The JOBS Act will advance wireless broadband service, spur billions of dollars in private investment, create thousands of jobs, help bring interoperable broadband communications to public safety officials, and reduce the deficit by approximately $15 billion.
The amount of data delivered over wireless networks alone last year was three times higher than the traffic on the entire Internet in 2000. And as American consumers’ demand for wireless Internet grows with the expansion of smartphones and tablets, so does the need for more broadband.
The JOBS Act provides additional broadband spectrum and authorizes the Federal Communications Commission to conduct incentive auctions.
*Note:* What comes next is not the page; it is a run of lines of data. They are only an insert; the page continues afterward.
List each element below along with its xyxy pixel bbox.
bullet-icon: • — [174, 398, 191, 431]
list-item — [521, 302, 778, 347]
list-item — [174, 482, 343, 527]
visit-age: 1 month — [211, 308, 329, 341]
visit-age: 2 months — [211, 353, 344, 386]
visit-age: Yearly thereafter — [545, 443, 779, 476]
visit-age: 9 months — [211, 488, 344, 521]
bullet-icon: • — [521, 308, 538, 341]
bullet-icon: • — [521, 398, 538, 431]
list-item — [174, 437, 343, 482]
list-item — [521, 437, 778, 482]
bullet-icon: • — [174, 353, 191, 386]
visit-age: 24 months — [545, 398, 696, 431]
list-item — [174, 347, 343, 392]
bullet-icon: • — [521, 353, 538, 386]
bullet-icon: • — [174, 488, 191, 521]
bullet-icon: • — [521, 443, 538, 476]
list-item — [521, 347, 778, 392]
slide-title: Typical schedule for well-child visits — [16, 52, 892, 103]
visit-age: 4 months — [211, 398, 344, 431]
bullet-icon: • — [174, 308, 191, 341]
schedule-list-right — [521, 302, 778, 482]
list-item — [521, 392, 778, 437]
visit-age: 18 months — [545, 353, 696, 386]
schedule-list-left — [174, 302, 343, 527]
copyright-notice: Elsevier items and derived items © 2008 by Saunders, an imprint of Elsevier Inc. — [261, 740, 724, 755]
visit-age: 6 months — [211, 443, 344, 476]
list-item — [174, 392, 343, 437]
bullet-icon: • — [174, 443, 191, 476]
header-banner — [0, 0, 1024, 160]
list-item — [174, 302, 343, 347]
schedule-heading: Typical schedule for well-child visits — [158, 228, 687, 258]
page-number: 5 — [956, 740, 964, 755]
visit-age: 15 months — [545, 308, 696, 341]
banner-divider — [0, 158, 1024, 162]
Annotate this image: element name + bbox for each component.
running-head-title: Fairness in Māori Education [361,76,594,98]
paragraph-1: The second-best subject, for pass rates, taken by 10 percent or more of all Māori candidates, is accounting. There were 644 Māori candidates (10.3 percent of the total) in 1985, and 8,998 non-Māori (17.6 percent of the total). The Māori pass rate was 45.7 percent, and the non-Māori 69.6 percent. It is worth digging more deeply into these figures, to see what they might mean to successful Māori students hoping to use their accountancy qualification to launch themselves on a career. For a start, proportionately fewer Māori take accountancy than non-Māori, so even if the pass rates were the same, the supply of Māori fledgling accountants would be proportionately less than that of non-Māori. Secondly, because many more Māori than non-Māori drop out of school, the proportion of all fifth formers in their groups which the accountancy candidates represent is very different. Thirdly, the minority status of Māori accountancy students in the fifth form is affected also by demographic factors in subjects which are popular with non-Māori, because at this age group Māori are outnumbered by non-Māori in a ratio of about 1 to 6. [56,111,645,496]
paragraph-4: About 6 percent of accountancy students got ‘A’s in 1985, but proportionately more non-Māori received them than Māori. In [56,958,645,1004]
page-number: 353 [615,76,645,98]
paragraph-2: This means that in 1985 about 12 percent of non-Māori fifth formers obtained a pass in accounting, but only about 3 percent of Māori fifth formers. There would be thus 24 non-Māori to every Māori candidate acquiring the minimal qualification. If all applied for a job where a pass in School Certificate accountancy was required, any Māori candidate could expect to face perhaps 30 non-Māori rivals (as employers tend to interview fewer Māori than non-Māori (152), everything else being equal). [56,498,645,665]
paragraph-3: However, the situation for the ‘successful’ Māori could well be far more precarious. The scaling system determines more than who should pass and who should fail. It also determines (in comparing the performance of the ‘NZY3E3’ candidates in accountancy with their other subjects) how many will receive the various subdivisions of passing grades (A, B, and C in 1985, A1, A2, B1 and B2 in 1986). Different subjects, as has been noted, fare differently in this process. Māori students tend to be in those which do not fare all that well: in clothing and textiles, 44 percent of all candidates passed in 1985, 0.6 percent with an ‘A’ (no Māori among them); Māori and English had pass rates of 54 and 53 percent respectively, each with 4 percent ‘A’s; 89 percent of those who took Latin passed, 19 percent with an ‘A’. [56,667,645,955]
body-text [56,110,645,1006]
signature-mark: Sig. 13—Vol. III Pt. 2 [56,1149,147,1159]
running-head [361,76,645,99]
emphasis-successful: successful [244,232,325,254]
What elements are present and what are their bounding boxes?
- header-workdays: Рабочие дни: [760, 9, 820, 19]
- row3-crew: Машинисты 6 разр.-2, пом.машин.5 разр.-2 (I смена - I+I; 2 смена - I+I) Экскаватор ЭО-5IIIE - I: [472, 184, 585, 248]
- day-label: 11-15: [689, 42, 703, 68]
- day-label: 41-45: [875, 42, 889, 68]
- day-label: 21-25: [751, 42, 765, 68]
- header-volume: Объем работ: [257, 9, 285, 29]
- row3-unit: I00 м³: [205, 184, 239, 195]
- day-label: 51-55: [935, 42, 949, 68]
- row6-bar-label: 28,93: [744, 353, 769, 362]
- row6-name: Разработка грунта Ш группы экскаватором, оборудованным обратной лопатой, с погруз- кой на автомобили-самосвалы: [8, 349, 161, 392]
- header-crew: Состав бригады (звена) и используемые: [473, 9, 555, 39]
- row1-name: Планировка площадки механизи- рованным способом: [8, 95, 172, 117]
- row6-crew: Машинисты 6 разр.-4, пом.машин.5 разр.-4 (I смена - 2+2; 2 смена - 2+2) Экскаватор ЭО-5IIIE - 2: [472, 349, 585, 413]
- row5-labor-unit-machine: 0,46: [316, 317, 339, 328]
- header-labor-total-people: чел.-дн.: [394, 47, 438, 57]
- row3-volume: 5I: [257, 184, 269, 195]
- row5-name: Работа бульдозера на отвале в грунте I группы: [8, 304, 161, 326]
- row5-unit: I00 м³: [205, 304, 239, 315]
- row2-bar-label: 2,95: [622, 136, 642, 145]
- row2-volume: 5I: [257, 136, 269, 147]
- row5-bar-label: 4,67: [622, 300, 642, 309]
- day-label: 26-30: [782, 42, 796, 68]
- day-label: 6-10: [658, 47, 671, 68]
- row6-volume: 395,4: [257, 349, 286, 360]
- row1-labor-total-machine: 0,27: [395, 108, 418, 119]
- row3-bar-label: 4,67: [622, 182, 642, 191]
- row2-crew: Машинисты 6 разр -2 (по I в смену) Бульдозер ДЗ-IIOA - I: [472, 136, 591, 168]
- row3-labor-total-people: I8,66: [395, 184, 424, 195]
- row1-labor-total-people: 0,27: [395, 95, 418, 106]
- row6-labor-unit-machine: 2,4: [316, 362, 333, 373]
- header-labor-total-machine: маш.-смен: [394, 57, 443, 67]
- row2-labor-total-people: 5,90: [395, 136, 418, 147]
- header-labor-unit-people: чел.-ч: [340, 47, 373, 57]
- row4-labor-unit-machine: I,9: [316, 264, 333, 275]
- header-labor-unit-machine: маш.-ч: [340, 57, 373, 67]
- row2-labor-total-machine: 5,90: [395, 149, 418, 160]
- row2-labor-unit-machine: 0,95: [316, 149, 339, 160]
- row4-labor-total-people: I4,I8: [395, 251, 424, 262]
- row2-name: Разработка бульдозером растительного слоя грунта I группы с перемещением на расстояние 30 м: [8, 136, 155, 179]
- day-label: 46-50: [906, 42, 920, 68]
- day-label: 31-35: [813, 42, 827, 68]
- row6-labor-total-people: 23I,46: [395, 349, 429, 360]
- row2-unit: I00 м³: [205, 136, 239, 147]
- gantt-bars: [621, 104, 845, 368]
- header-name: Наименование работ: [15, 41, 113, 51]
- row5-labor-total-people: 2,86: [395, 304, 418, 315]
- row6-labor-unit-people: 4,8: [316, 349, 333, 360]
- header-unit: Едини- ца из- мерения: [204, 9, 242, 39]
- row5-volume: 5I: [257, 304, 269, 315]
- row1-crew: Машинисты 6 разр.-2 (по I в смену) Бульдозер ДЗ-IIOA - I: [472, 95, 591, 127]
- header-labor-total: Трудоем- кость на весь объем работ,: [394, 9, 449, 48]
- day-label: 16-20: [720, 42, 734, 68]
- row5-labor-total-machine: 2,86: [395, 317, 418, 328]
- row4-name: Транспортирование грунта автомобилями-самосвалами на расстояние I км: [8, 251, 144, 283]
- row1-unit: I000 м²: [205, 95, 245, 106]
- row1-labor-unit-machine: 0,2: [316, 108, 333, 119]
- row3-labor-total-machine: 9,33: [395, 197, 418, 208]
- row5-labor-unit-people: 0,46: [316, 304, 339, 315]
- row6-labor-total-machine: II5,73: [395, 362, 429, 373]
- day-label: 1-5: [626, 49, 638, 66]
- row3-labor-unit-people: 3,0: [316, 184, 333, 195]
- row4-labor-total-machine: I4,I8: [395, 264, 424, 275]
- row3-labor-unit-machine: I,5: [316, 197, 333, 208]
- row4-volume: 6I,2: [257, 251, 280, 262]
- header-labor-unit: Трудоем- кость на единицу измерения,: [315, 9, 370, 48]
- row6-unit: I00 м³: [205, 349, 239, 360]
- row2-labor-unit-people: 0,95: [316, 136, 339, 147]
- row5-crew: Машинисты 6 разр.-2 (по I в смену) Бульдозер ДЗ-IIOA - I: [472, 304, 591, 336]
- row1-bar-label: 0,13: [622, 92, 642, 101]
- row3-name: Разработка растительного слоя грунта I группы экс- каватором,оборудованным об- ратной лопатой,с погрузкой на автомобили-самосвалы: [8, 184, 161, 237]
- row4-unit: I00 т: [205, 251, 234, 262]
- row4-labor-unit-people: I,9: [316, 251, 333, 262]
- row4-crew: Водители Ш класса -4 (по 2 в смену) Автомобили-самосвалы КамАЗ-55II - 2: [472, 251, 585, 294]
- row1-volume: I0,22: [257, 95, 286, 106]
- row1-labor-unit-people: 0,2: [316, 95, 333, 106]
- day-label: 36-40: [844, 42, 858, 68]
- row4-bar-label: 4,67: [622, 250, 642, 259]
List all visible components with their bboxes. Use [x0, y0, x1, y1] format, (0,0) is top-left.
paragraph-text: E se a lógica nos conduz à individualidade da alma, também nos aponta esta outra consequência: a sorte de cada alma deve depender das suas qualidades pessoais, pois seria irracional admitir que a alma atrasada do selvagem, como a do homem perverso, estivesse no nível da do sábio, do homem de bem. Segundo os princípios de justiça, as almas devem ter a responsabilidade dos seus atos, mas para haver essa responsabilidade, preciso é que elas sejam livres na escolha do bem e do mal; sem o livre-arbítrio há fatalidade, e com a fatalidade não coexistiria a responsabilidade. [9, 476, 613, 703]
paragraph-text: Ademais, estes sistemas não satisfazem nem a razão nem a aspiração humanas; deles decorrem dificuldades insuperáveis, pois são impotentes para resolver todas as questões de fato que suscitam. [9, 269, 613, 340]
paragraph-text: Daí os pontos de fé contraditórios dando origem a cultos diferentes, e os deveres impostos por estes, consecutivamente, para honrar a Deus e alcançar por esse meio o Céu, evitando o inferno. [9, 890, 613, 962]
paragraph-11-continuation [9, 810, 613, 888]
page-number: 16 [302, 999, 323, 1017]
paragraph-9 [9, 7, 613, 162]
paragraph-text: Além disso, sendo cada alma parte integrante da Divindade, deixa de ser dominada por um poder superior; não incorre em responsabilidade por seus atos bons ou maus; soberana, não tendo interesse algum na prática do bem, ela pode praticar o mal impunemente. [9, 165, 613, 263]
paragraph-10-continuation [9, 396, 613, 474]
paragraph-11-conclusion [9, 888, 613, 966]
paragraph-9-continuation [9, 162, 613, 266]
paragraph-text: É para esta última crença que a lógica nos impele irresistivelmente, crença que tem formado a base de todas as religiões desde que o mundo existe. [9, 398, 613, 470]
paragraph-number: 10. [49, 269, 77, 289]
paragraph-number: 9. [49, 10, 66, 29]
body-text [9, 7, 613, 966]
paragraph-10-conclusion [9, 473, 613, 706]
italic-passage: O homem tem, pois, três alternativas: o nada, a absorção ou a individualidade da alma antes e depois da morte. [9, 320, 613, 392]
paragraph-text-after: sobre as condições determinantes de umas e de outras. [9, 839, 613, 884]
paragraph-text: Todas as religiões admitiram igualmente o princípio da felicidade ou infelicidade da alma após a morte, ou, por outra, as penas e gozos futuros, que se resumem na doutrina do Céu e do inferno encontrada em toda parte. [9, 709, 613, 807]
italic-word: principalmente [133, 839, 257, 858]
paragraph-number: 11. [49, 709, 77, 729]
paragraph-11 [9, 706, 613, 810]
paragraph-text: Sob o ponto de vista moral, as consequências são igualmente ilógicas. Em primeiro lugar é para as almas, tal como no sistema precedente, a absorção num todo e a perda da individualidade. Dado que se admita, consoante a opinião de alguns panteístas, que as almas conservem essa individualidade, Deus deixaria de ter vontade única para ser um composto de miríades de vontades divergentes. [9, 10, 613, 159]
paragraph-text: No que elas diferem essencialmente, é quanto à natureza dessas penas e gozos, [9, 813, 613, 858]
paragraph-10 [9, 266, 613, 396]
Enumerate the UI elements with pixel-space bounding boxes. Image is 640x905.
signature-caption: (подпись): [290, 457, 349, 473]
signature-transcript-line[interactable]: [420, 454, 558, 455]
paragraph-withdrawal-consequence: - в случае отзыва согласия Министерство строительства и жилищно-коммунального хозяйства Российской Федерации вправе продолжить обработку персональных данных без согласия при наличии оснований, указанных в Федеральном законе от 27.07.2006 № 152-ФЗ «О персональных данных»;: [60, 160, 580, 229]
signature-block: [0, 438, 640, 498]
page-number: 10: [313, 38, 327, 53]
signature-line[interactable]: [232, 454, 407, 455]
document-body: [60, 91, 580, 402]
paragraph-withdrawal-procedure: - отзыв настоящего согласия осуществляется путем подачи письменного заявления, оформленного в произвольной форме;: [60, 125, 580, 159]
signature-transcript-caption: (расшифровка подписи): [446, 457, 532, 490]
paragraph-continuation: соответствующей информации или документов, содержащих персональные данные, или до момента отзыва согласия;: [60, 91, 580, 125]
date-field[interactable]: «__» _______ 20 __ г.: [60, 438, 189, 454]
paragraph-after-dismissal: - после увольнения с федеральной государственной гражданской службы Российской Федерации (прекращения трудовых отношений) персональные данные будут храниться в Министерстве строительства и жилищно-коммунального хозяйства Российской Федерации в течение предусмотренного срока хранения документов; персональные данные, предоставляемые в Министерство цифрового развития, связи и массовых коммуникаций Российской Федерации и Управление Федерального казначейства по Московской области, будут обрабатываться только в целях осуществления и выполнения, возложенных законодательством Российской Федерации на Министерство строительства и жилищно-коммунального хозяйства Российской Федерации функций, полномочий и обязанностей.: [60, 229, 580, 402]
Incentive auctions give the FCC the flexibility to promote more efficient use of spectrum by sharing a portion of auction proceeds with current licensees that are willing to return their licenses to the Commission for re-auction.
New construction and maintenance of wireless networks will inject billions of dollars of new capital into the economy and create high-paying jobs in an industry that touches the daily lives of nearly every American business, consumer and citizen.
The proceeds from these auctions will provide approximately $15 billion for deficit reduction.
Members of both parties have identified spectrum as a top policy priority, and President Obama included incentive auctions in both his FY 2012 budget and subsequent jobs proposals. We are in agreement: The American people cannot wait any longer. It’s time to move this legislation and jumpstart job creation.
To find common ground and ensure public safety personnel have the resources they need to respond to national disasters, we worked hard to forge a consensus position on heavily debated issues that should help move the legislation through both chambers and place it on the president’s desk in a timely manner.
This bill fulfills tandem spectrum needs. It will help satisfy the public appetite for commercial broadband and free up additional spectrum for our nation’s first responders to build an interoperable public safety network. After months of discussion, the JOBS Act strikes a fine balance by reallocating the “D-block” from commercial to public safety use and providing up to $6.5 billion to help build the interoperable broadband network.
In return, the bill requires public safety to transfer over time to commercial use its narrow-band spectrum in the 700 MHz block so it can be used to create jobs and help meet consumers' growing demand for more mobile broadband services while also providing the 20 MHz of spectrum public safety officials requested.
No party, special interest, or lobby gets everything they want in this legislation. But for the American people, it delivers on three important goals for the country: job creation, deficit reduction, and a nationwide public safety network.
Rep. Greg Walden(R-Ore.) is chairman of the Communications and Technology Subcommittee of the Energy and Commerce Committee.